A resilient community
Vernal is a close-knit community and its residents are loyal to local business owners.
When the economy drops, more spouses go back to work, with many of them opening their own small business ventures that are heavily supported by the community. Norton says she often sees GoFundMe accounts and other fundraising opportunities to help families in need.
“I’ve been impressed with the resiliency of the community and how they can pull together. It reflects how supportive the people here are of local businesses.”
Sylvia Wilkins serves as the Uintah County economic development director. She says one of the biggest obstacles the county faces is the misconception people and businesses have about the county. They usually picture a barren wasteland near the Colorado border, but that couldn’t be further from the truth—and more people are discovering the recreational, business and workforce advantages to be had in the area.
“Our workforce stays here because they love the recreational activities. They get to do their hobbies alongside their business,” Wilkins says. “They don’t think we have the talent here, but we have lots of skilled individuals. On the other hand, businesses relocate here and think they can pay a lower wage just because we’re in rural Utah.”
To further allay misconceptions, county leaders work with EDCUtah to arrange site visits where they show off the region’s treasures to potential employers looking to locate their business in Uintah.
One jewel in the city’s treasure chest is the Uintah Conference Center, which opened two years ago. Paid for, in part, through the county’s mineral leases, the conference center is a 66,000-square-foot facility that accommodates events with up to 1,600 guests. State organizations host conferences at convention center, like the Uintah Basin Energy Summit held in late August, to bring awareness to the area.
Call centers are also making their way to the county. With high turnover rates along the Wasatch Front, these centers are finding qualified employees who are willing to do the job.
Wilkins says the educated workforce is a boon to incoming businesses. When unemployment rates rise, enrollment in higher education courses and certification training rises, too. This creates employees who are well-trained and versatile with skills that are easily adaptable to a variety of employment opportunities.

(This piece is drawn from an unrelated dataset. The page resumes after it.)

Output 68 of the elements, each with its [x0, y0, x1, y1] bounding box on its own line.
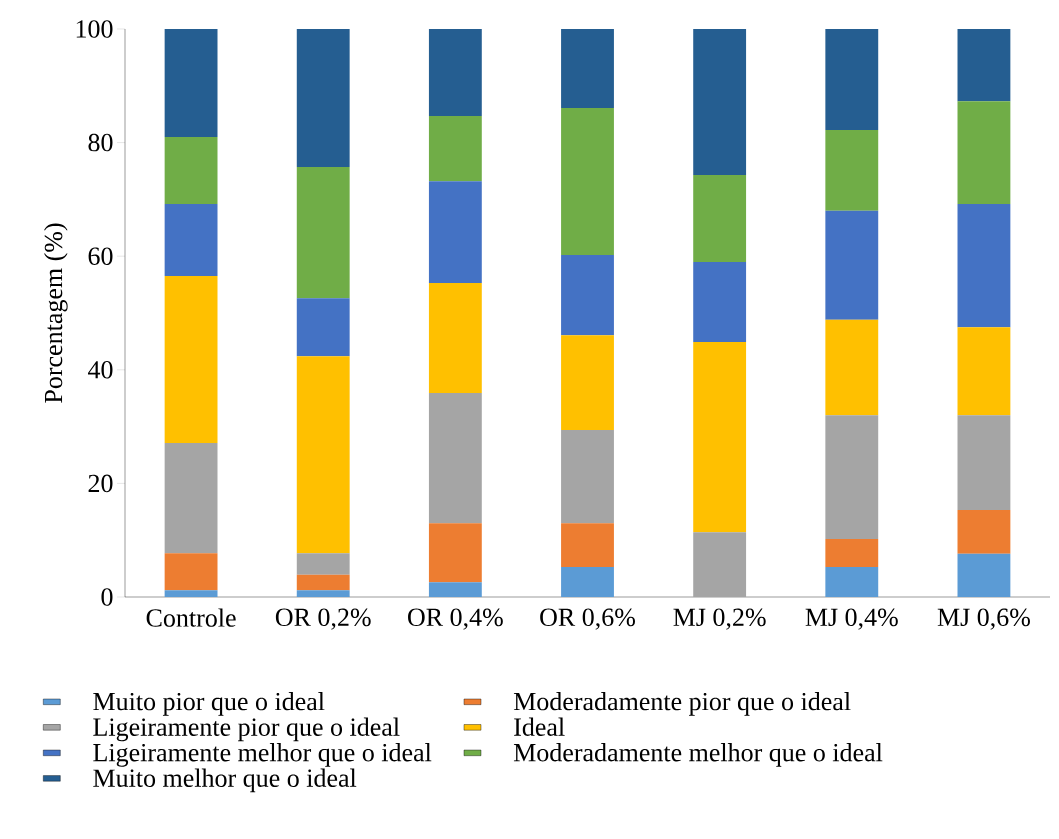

“They don’t think we have the talent here, but we have lots of skilled individuals. On the other hand, businesses relocate here and think they can pay a lower wage just because we’re in rural Utah.” – Sylvia Wilkins, economic development director, Uintah County
Hope for the future
Without a close connection to the interstate, and deprived of a railway system, Uintah County relies heavily on trucking to import and export goods. Located between Salt Lake City and Denver, Colo., Uintah County is one of the most active crossroads in Northwest Utah. Robust incentive programs like tax, energy and wage benefits, offered through city and state agencies, encourage business relocation efforts.
In June, the unemployment rate in Vernal was 6.9 percent, more than double the rate of the state. While that’s still high, it’s a big drop from the nearly 12 percent rate in the spring of 2016. As oil prices slowly rise, that gradual uptick brings a cautious optimism to the region that is trying its hardest to recover and create a diverse economy that will sustain its businesses and residents.
“The oil and gas industry is stabilized right now,” Wilkins says. “When it gets to the right price they’ll start producing more. Companies are slowly starting to hire again.”
Everyone’s fingers are crossed that when the next downturn occurs, the county’s efforts to diversify will bear fruit, and its economy won’t go the way of the dinosaurs.